"No dia seguinte ninguém morreu" - início para um romance de José Saramago (2005); início e fim para a representação de uma peça, inspirada nesse romance e encenada numa coprodução do Ítaca Teatro de Itália, da Associação Cultural Quinta Parede e da companhia Trigo Limpo.
Uma reflexão sobre a vida, a morte, a linguagem e o amor, mais o sentido ou a falta dele na nossa existência: eis aquilo a que o espectador assistiu no Teatro Carlos Alberto, no âmbito do FITEI, numa representação dinamizada pelos atores Ginni Bissaca, Marco Alotto e Sara Alzeta, em franca fidelidade à narrativa de Saramago (muito bem conseguida no tom e no conteúdo do texto-base).
A celebração da vida, com requintes e prazeres, é a imagem de partida; todavia, é a morte que o Nobel português da Literatura foca como tema fulcral, nas relações que mantém com a organização da vida, dos sentimentos e da expressão de poder. Farta de ser temida e indesejada pela Humanidade, a "Senhora Foice" suspende a sua ação e, num certo país, ninguém morre. Do fervor patriótico ao grave problema o passo é curto, denunciando-se os interesses que o Estado, a Igreja e o comum dos cidadãos revelam para com ela.
Retomada a normalidade, é risível (porque nos rimos daquilo que nos assusta?) a ideia de a Morte anunciar uma semana antes o seu propósito, em carta de cor violeta. Como comunicar não é fácil, é desafiadora a devolução da carta à própria Morte (Bem feito! Como sairá ela disto?).

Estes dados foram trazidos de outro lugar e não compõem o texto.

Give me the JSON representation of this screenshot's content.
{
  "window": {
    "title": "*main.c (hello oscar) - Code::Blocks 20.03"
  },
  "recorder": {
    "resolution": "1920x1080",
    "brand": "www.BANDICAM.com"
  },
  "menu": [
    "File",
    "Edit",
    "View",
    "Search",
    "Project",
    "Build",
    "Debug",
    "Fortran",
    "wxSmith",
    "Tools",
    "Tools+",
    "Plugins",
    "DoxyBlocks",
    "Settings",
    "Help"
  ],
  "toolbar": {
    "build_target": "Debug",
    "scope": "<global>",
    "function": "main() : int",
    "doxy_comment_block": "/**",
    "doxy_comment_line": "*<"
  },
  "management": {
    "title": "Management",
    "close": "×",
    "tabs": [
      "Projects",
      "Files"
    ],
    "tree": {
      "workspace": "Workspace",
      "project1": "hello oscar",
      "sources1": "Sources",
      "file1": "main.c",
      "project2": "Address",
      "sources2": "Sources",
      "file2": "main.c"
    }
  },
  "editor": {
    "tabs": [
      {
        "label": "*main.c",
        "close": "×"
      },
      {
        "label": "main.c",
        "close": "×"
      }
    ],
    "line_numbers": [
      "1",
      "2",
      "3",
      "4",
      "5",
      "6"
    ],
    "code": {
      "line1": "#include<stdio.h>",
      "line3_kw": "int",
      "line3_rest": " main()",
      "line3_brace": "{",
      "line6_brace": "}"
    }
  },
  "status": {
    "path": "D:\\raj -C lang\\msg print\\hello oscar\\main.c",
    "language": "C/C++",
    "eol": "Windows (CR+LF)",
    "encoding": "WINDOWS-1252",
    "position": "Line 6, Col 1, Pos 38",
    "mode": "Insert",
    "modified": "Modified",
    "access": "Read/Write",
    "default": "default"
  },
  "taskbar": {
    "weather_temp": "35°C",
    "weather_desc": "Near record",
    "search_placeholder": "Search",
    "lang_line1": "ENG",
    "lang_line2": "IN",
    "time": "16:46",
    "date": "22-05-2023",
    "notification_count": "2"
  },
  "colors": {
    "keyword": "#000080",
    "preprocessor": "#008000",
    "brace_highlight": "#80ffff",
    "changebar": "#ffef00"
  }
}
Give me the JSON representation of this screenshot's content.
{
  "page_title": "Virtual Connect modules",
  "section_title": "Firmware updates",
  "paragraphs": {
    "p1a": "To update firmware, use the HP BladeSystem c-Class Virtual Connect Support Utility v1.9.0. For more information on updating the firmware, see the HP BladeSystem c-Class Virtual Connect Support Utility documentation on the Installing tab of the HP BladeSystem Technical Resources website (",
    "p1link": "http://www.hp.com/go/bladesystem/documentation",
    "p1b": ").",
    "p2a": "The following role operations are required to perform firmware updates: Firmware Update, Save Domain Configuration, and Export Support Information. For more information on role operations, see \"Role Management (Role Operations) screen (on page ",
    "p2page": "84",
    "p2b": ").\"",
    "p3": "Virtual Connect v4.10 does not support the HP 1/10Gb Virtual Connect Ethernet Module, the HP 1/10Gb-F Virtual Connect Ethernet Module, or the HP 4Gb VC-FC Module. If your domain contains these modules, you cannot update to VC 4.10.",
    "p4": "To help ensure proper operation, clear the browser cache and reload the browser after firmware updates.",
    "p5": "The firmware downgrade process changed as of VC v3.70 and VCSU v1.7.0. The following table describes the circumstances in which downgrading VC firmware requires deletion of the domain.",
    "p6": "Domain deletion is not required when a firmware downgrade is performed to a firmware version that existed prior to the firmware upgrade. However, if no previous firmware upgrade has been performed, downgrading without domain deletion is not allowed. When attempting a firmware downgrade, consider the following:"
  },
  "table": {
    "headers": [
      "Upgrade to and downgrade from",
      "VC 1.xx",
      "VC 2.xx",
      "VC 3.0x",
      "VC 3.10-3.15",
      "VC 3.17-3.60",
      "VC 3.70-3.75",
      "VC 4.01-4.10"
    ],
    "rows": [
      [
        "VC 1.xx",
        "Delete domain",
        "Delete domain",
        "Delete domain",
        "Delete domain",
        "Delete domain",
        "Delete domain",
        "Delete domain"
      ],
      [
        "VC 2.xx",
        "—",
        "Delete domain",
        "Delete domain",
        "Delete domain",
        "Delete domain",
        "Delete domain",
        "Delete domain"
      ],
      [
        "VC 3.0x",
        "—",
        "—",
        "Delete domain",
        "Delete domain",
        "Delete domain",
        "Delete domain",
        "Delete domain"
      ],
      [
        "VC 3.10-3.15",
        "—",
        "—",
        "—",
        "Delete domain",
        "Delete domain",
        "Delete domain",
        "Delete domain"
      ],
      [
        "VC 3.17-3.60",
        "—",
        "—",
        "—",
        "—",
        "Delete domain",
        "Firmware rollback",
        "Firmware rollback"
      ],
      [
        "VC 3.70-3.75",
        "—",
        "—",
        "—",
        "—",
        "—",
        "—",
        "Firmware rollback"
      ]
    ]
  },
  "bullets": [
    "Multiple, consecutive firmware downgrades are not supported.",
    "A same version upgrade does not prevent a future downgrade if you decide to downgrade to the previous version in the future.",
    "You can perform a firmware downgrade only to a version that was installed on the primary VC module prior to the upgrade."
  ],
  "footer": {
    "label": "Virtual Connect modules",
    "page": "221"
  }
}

«Sobre a mesa há uma lista de duzentos e noventa e oito nomes, algo menos que a média do costume, cento e cinquenta e dois homens e cento e quarenta e seis mulheres, um número igual de sobrescritos e de folhas de papel de cor violeta destinados à próxima operação postal, ou falecimento-pelo-correio. A morte acrescentou à lista o nome da pessoa a quem se dirigia a carta que tinha regressado à procedência, sublinhou as palavras e pousou a caneta no porta-penas. Se tivesse nervos, poderíamos dizer que se encontra ligeiramente excitada, e não sem motivo. Havia vivido demasiado para considerar a devolução da carta como um episódio sem importância. Compreende-se facilmente, um pouco de imaginação bastará, que o posto de trabalho da morte seja porventura o mais monótono de todos quantos foram criados desde que, por exclusiva culpa de deus, caim matou a abel. Depois de tão deplorável acontecimento, que logo no princípio do mundo veio mostrar como é difícil viver em família, e até aos nossos dias, a cousa tinha vindo por aí fora, séculos, séculos e mais séculos, repetitiva, sem pausa, sem interrupções, sem soluções de continuidade, diferente nas múltiplas formas de passar da vida à não-vida, mas no fundo sempre igual a si mesma porque sempre igual foi também o resultado. Na verdade, nunca se viu que não morresse quem tivesse de morrer. E agora, insolitamente, um aviso assinado pela morte, de seu próprio punho e letra, um aviso em que se anunciava o irrevogável e improrrogável fim de uma pessoa, tinha sido devolvido à origem, a esta sala fria onde a autora e signatária da carta, sentada, envolta na melancólica mortalha que é seu uniforme histórico, com o capuz pela cabeça, medita no sucedido enquanto os ossos dos seus dedos, ou os seus dedos de ossos, tamborilam sobre o tampo da mesa.»
E quando esta se disfarça de mulher sedutora, promovendo maior aproximação a um violoncelista, é este último que a domina, a seduz, fazendo-a destruir a carta violeta a ele destinada - e, assim, "No dia seguinte ninguém morreu".
Circularidades... tal como os ciclos de vida que se repetem, nas rotinas que se impõem e/ou nas novidades que dão outra perspetiva ao que o eterno tempo pode, por alguma boa e harmoniosa razão, deixar ecoar.